Manitoba

Manitoba sends out Amphibexes to break up ice in preparation for spring

In a sure sign of spring's approach, Manitoba is sending its ice cutters and icebreakers onto the Red River to prevent ice jams when the big thaw comes.

Amphibexes and ice cutters head onto river between Netley Creek and Netley Lake, north of Selkirk

Manitoba's Amphibex machines open channels in rivers before and during the spring thaw. (CBC)

In a sure sign of spring's approach, Manitoba is sending its ice cutters and icebreakers onto the Red River to prevent ice jams when the big thaw comes.

The Amphibexes and ice cutters will head onto the river between Netley Creek and Netley Lake, north of Selkirk, starting Wednesday.

The annual program focuses on sections of the north Red River with a history of ice jam-related flooding.

The Amphibex is a bizarre-looking half-back-hoe, half-barge. It was originally designed to perform summer dredging but Manitoba found a way to use its 20,000-kilogram body to smash ice.

Ice cutters like this, along with the Manitoba government's fleet of Amphibex ice-breaking machines, help reduce flooding caused by ice jams. (Sean Kavanagh/CBC)

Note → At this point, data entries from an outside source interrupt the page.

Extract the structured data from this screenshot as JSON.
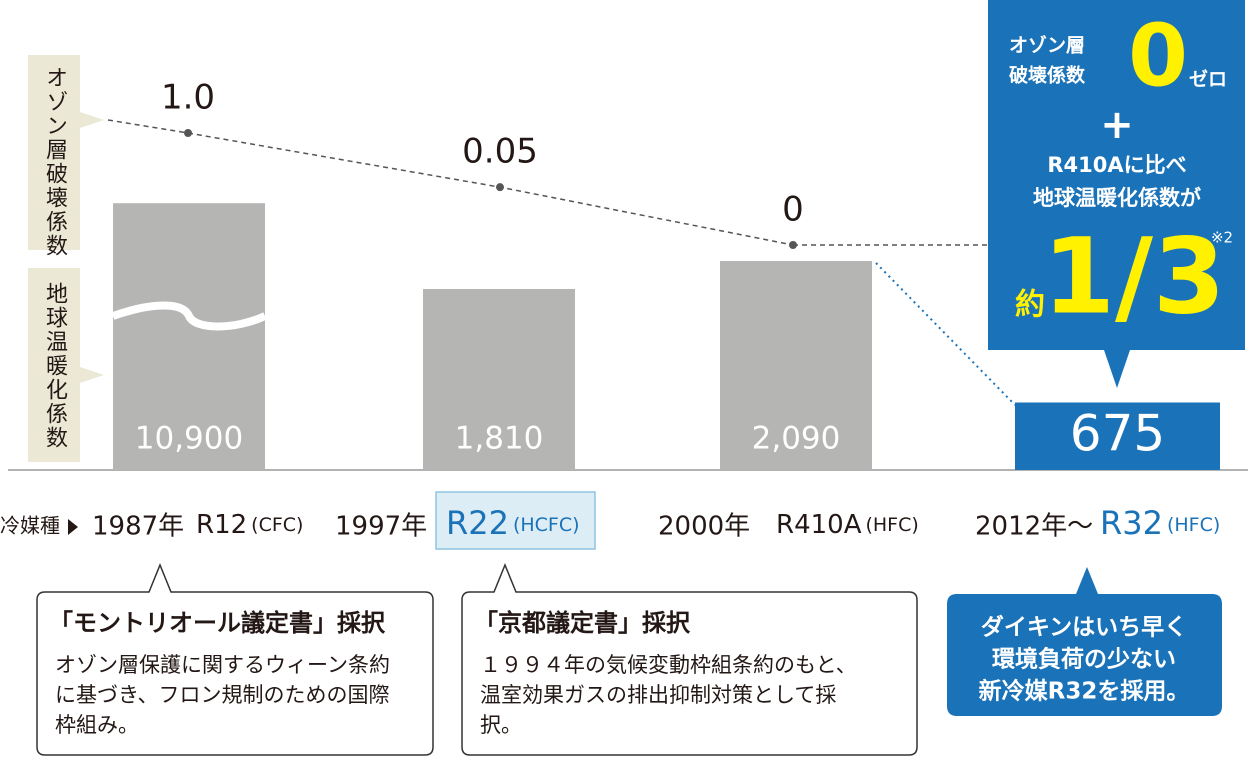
{
  "chart_data": {
    "type": "bar",
    "x_label": "冷媒種",
    "categories": [
      "R12",
      "R22",
      "R410A",
      "R32"
    ],
    "years": [
      "1987年",
      "1997年",
      "2000年",
      "2012年～"
    ],
    "classes": [
      "(CFC)",
      "(HCFC)",
      "(HFC)",
      "(HFC)"
    ],
    "highlight_indices": [
      1,
      3
    ],
    "highlight_color": "#1a72b8",
    "series": [
      {
        "name": "地球温暖化係数",
        "color": "#b5b5b3",
        "values": [
          10900,
          1810,
          2090,
          675
        ],
        "value_labels": [
          "10,900",
          "1,810",
          "2,090",
          "675"
        ]
      },
      {
        "name": "オゾン層破壊係数",
        "type": "line",
        "axis": "y2",
        "color": "#555555",
        "values": [
          1,
          0.05,
          0,
          null
        ],
        "value_labels": [
          "1.0",
          "0.05",
          "0",
          null
        ]
      }
    ]
  },
  "notes": [
    {
      "title": "「モントリオール議定書」採択",
      "lines": [
        "オゾン層保護に関するウィーン条約",
        "に基づき、フロン規制のための国際",
        "枠組み。"
      ]
    },
    {
      "title": "「京都議定書」採択",
      "lines": [
        "１９９４年の気候変動枠組条約のもと、",
        "温室効果ガスの排出抑制対策として採",
        "択。"
      ]
    },
    {
      "lines": [
        "ダイキンはいち早く",
        "環境負荷の少ない",
        "新冷媒R32を採用。"
      ]
    }
  ],
  "callout": {
    "odp_label": [
      "オゾン層",
      "破壊係数"
    ],
    "odp_value": "0",
    "odp_reading": "ゼロ",
    "plus": "+",
    "lines": [
      "R410Aに比べ",
      "地球温暖化係数が"
    ],
    "footnote": "※2",
    "approx": "約",
    "ratio": "1/3"
  }
}
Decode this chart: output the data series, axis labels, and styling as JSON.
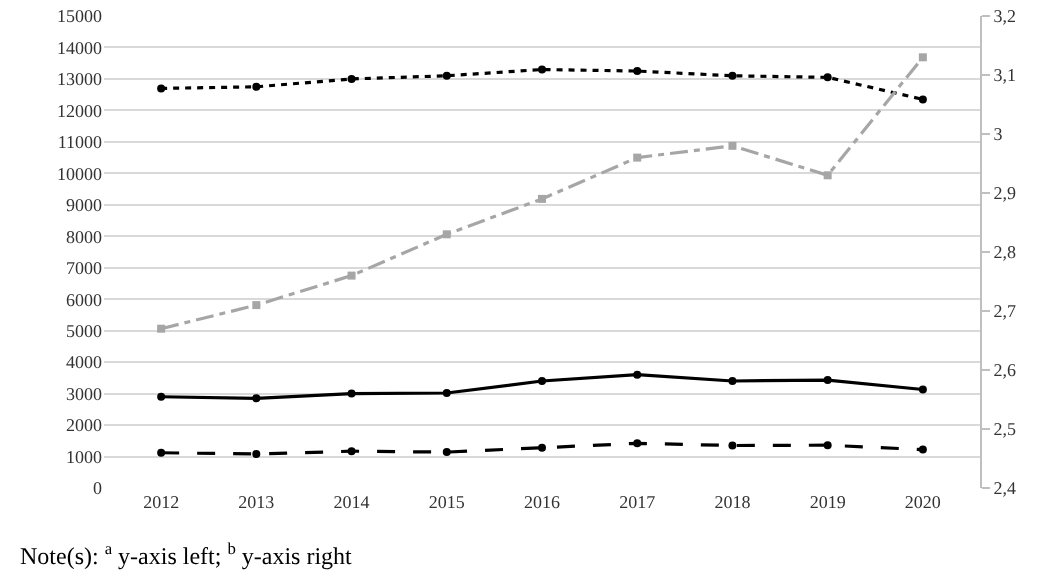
{
  "chart_data": {
    "type": "line",
    "categories": [
      "2012",
      "2013",
      "2014",
      "2015",
      "2016",
      "2017",
      "2018",
      "2019",
      "2020"
    ],
    "series": [
      {
        "color": "#000000",
        "line_style": "dotted",
        "marker": "circle",
        "values": [
          12700,
          12750,
          13000,
          13100,
          13300,
          13250,
          13100,
          13050,
          12350
        ]
      },
      {
        "color": "#a6a6a6",
        "line_style": "dashdot",
        "marker": "square",
        "axis": "y2",
        "values": [
          2.67,
          2.71,
          2.76,
          2.83,
          2.89,
          2.96,
          2.98,
          2.93,
          3.13
        ]
      },
      {
        "color": "#000000",
        "line_style": "solid",
        "marker": "circle",
        "values": [
          2900,
          2850,
          3000,
          3020,
          3400,
          3600,
          3400,
          3430,
          3130
        ]
      },
      {
        "color": "#000000",
        "line_style": "dashed",
        "marker": "circle",
        "values": [
          1120,
          1080,
          1170,
          1140,
          1280,
          1420,
          1350,
          1360,
          1220
        ]
      }
    ],
    "ylim": [
      0,
      15000
    ],
    "yticks": [
      0,
      1000,
      2000,
      3000,
      4000,
      5000,
      6000,
      7000,
      8000,
      9000,
      10000,
      11000,
      12000,
      13000,
      14000,
      15000
    ],
    "y2lim": [
      2.4,
      3.2
    ],
    "y2ticks": [
      {
        "value": 2.4,
        "label": "2,4"
      },
      {
        "value": 2.5,
        "label": "2,5"
      },
      {
        "value": 2.6,
        "label": "2,6"
      },
      {
        "value": 2.7,
        "label": "2,7"
      },
      {
        "value": 2.8,
        "label": "2,8"
      },
      {
        "value": 2.9,
        "label": "2,9"
      },
      {
        "value": 3.0,
        "label": "3"
      },
      {
        "value": 3.1,
        "label": "3,1"
      },
      {
        "value": 3.2,
        "label": "3,2"
      }
    ],
    "grid": "y",
    "annotations": [
      "Note(s): $^{a}$ y-axis left; $^{b}$ y-axis right"
    ]
  }
}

It pushes itself up using its excavator-like claw, then the sheer weight of the machine dropping back down breaks apart the ice.

The province's engineers discovered that it could break up more ice, more efficiently, if the ice was weakened by being cut or scored first.

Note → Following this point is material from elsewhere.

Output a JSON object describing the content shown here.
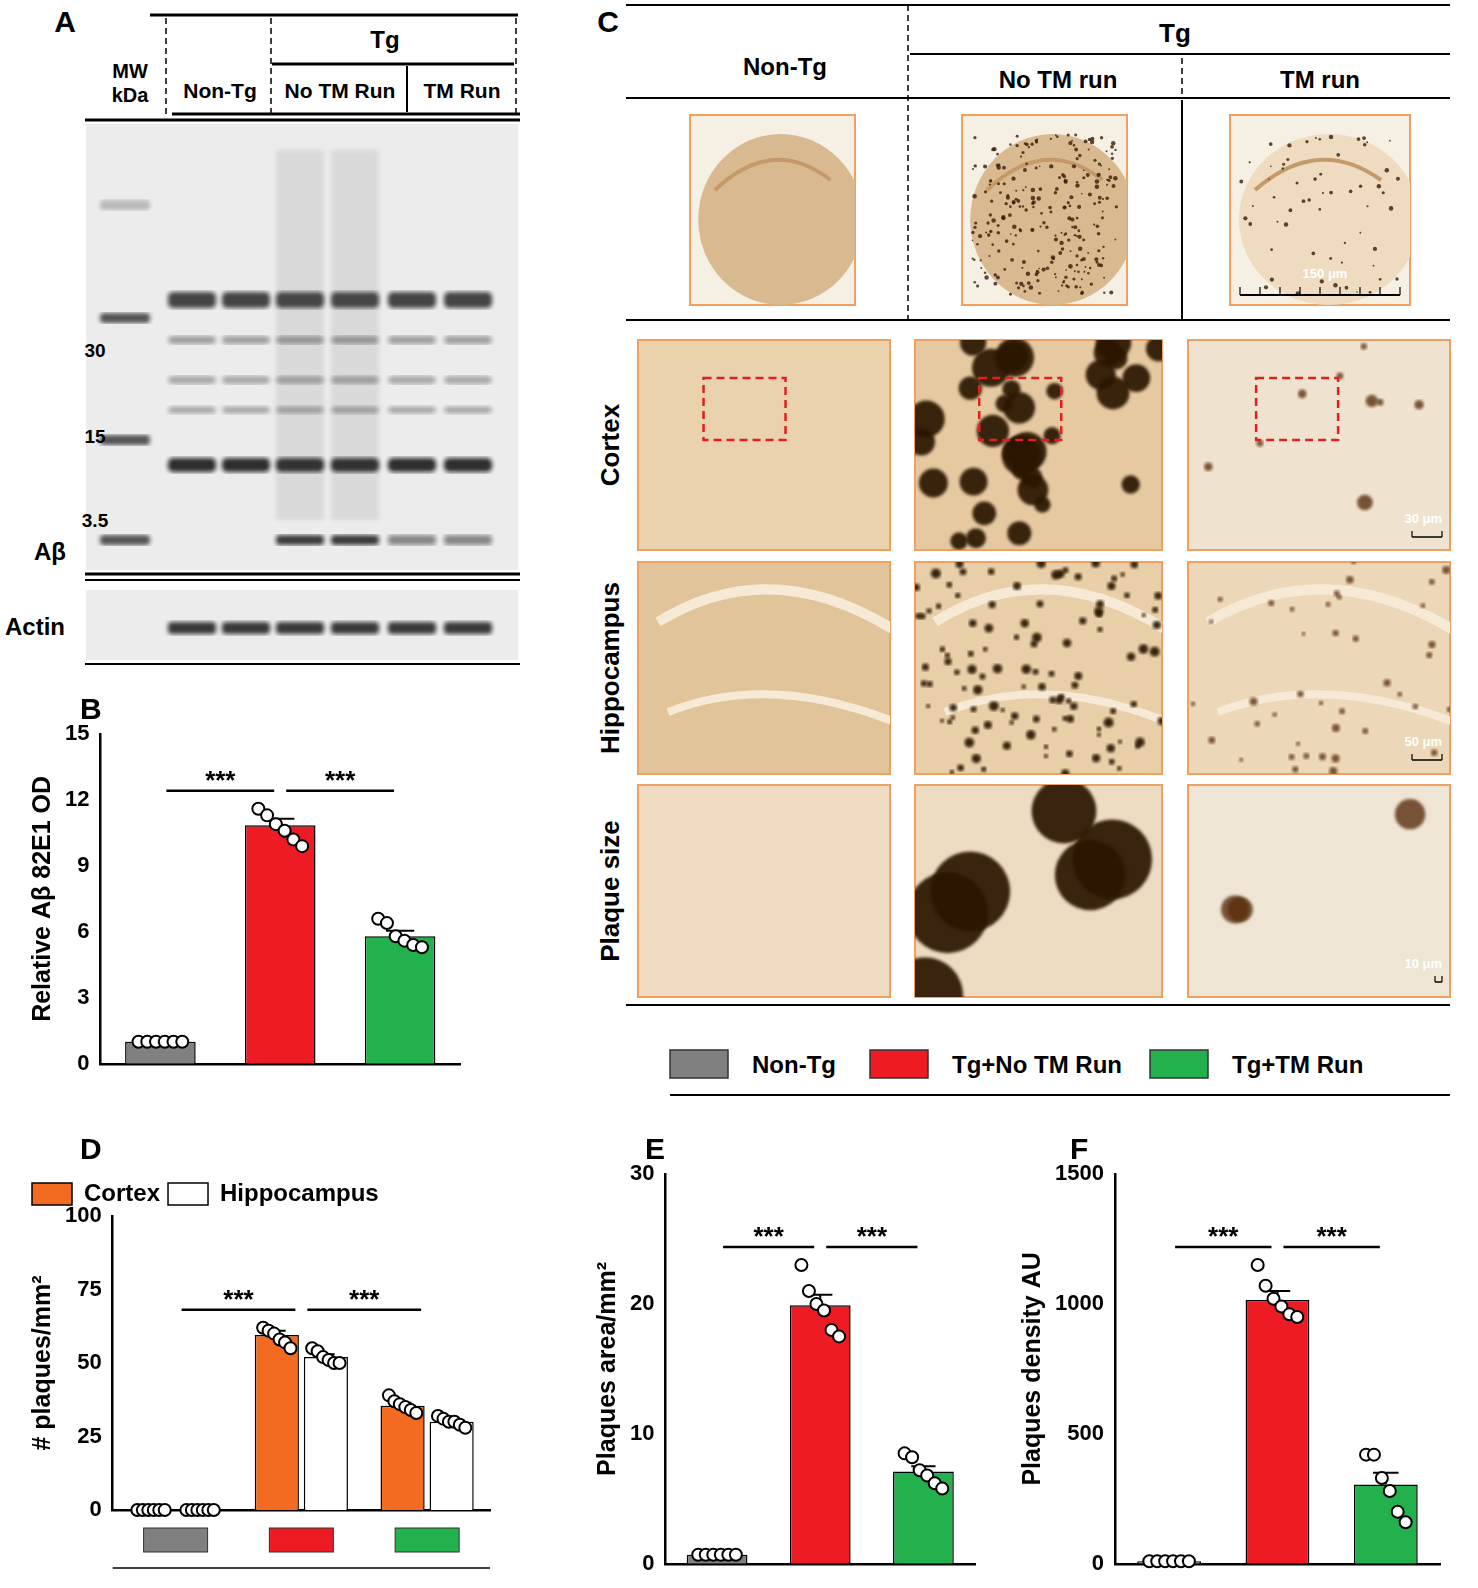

Unable to find equipment that could do the job, they made their own ice cutter by essentially strapping a saw blade to a tractor. That has since evolved into a Bobcat that is specially rigged with a big saw and floatation devices in case it breaks through the ice.

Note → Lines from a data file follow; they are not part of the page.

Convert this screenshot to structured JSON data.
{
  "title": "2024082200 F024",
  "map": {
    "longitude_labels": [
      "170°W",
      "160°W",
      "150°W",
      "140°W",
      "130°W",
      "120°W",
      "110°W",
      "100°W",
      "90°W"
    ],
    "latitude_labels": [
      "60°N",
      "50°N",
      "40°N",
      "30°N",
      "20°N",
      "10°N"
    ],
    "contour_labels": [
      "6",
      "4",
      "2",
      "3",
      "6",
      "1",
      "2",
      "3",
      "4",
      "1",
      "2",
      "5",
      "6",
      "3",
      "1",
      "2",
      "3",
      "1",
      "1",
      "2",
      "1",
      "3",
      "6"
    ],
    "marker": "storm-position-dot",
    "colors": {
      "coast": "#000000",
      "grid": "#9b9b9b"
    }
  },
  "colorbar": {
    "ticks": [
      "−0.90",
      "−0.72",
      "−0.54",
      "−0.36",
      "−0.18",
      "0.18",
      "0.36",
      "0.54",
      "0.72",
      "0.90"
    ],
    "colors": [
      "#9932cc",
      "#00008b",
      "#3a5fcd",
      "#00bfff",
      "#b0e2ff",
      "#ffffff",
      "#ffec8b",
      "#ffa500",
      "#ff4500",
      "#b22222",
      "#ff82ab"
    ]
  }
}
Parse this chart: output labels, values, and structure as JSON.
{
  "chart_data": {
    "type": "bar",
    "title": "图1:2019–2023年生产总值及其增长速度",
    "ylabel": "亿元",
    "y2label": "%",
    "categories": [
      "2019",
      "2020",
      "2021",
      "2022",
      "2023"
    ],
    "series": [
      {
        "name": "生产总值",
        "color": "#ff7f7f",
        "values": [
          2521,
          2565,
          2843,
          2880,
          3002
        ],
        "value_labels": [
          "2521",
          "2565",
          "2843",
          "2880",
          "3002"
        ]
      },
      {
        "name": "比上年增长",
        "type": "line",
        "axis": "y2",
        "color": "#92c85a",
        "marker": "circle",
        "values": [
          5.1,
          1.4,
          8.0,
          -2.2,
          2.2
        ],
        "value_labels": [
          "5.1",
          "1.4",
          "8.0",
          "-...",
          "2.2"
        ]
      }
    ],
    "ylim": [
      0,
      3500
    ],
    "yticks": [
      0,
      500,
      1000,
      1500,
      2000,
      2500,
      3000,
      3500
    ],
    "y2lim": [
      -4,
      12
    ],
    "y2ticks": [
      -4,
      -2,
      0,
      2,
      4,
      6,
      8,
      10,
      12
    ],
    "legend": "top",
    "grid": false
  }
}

Amphibex machines break up ice on the Red River near Breezy Point in this photo from 2014. (Genevieve Murchison/CBC)

Together, the fleet — operated and maintained by North Red Waterway Maintenance Inc., a corporation formed by the rural municipalities of St. Andrews, St. Clements and the City of Selkirk — crushes more than 25 kilometres of river ice annually.

Signs will be set up warning people to stay clear of the machines and ice fishers are asked to remove huts or other material in those areas.